10 Kasım, Türkiye’de yasın yıldönümü değildir.
Çünkü o gün bir insan gitti ama düşünerek var olma iradesi bu topraklara kök saldı.
Bugün yalnızca Atatürk’ü anmak değildir.
Kendimize sormaktır: Biz hala düşünebiliyor muyuz?
Hala aklı, vicdanla birleştirebiliyor muyuz?
Yoksa, “Atatürkçü görünerek düşünmemeyi öğrenen” bir toplum mu olduk?
Mustafa Kemal, bir askerdi. Ama ondan çok daha fazlasıydı: insan aklının kendi kaderini belirleme cesaretinin ete kemiğe bürünmüş hali.
O, bir ideoloji değil; düşünme biçimidir.
Bu yüzden onun mücadelesi, yalnızca emperyalizme karşı değil, aynı zamanda kendi içimizdeki tembelliğe karşıydı.
Atatürk’ün gerçek zaferi, savaş meydanlarında değil; zihinde kazandığı savaştadır.
O, “Kurtuluş”u toprağın değil, aklın bağımsızlığı olarak tanımladı.
Bağımsızlık, onun dilinde bir sınır değildi.
Çünkü insan, düşüncesini kiraya verdiği anda köleleşir.
Bugün onun “Hayatta en hakiki mürşit ilimdir” sözü ezbere tekrarlanıyor ama özü unutuluyor.
O cümle, sadece bilimi övmek için değil, dogmanın her türüne karşı bir başkaldırı olarak söylendi.
Düşünmeden inanmanın, sorgulamadan bağlanmanın, ezberle hareket etmenin reddiyesiydi o söz.
Atatürk, aklı Tanrı’dan çalan değil, ona yaklaşmak için kullanan bir insandı.
O, insanın kendi yaratılışına duyduğu saygıyı yeniden inşa etti.
“İnsanı yücelten şey, kaderine teslimiyeti değil; kaderine müdahale etme iradesidir,” diyordu adeta.
10 Kasım 1938, zamanın insan iradesine yenildiği gündür.
Çünkü zaman, bedenleri öldürür; ama düşünceye işlemez.
O gün Dolmabahçe’de bir saat durdu, ama bir millet o andan itibaren başka bir ritimle atmaya başladı.
O ritim, bir dogma değil; uyanık kalma refleksidir.
Atatürk’ü anlamak, tapınmak değil; onun kadar uyanık olmaktır.

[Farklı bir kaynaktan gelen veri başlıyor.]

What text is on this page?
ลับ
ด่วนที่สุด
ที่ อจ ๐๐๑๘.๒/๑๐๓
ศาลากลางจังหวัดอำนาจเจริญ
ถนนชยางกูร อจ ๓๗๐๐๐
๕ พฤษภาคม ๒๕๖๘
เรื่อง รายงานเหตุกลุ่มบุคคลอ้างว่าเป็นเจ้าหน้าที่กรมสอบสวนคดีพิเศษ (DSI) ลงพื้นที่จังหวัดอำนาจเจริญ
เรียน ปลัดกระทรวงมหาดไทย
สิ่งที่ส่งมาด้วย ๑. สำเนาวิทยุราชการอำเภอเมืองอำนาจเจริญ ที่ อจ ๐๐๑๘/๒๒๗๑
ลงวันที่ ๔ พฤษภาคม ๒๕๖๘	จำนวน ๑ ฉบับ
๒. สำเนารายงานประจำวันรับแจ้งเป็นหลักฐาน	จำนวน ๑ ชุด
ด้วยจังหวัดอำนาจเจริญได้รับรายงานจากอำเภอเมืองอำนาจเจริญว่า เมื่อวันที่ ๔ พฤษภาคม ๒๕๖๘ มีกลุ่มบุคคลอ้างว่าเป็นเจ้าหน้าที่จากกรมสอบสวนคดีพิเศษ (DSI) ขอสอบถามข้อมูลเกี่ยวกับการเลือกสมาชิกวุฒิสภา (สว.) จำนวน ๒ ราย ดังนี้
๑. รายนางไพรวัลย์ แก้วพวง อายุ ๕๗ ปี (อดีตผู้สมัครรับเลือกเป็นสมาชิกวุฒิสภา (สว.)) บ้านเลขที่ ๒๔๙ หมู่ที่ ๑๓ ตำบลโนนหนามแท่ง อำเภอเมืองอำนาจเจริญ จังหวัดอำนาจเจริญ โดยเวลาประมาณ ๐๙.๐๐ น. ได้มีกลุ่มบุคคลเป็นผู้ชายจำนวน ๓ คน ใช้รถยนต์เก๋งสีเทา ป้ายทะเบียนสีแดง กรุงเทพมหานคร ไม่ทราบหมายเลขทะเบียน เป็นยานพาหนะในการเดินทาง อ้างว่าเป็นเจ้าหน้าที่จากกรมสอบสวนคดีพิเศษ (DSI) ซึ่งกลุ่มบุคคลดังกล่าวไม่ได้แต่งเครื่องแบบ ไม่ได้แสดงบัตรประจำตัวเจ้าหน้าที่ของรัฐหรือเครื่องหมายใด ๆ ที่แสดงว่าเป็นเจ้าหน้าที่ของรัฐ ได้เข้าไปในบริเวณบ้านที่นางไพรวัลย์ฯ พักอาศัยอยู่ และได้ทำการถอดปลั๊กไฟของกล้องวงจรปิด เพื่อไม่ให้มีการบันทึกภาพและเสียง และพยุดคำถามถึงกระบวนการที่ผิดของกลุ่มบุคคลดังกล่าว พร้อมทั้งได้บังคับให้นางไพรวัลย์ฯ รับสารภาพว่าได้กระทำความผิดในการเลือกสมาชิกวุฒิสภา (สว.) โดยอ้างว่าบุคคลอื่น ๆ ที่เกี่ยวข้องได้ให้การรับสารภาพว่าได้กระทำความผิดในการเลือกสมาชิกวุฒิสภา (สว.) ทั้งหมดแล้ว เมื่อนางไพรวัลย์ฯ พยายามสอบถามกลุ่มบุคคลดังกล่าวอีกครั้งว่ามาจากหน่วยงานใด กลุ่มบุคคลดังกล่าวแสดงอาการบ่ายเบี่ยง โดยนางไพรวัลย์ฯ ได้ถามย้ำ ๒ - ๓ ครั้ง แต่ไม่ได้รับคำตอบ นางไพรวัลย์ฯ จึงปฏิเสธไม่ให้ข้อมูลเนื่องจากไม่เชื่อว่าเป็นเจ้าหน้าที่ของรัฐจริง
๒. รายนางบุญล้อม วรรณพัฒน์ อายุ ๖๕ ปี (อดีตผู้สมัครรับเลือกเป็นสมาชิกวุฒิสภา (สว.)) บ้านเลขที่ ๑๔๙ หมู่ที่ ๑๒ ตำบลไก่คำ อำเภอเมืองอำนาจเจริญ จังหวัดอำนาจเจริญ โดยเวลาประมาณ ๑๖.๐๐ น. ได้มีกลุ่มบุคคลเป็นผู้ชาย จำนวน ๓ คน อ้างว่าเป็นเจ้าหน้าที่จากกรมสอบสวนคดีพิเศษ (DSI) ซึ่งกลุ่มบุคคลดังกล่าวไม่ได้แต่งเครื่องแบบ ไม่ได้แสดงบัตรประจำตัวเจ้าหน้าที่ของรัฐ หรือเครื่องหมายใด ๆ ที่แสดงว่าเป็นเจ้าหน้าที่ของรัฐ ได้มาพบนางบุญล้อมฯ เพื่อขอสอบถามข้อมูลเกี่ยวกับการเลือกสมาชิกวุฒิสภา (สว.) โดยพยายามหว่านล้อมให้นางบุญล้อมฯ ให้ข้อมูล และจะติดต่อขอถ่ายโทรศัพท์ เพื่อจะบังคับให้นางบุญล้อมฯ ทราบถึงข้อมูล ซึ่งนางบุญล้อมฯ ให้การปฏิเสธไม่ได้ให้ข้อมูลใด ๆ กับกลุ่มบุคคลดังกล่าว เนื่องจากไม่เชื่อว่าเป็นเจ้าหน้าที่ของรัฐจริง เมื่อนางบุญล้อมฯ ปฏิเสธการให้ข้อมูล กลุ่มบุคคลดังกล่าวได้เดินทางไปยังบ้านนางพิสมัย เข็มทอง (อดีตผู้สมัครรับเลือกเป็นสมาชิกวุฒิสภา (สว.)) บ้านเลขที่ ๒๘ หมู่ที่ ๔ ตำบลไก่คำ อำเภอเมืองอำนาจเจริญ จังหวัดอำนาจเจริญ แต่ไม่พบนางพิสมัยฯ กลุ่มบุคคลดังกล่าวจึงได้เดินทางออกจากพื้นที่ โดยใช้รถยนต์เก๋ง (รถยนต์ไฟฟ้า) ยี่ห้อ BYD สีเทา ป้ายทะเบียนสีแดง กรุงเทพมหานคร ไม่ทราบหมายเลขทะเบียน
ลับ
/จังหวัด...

Bugün o refleksin zayıfladığını hissediyoruz.
Cumhuriyet’in çocukları, aklın yerini sloganla doldurdukça o bilincin nabzı yavaşlıyor.
Atatürk’ün en büyük düşmanı “düşman” değil, “unutkanlık”tı.
Bir milleti öldüren, cehalet değil; düşünmeyi bırakmasıdır.
Bu yüzden onun mirası bir bayrak değil, bir uyarıdır:
“Uyanık kal, çünkü tarih, uyuyanları affetmez.”
Cumhuriyet, Atatürk’ün siyasal projesi değildir.
“Egemenlik kayıtsız şartsız milletindir” sözü sadece bir anayasa maddesi değildir.
İnsanın insana kulluğunu reddeden en insancıl çağrıdır.
O çağrı, yalnız devlet biçimini değil, insanın iç dünyasını da değiştirmeyi hedefliyor.
Çünkü kölelik yalnızca zincirlerle değil, zihinlerle olur.
Ve o zincirleri kırmak için savaş değil; cesaret gerekir.
Bugün o cesaret eksik.
Çünkü Cumhuriyet’in çocukları, özgürlüğü “imkan” zannetti.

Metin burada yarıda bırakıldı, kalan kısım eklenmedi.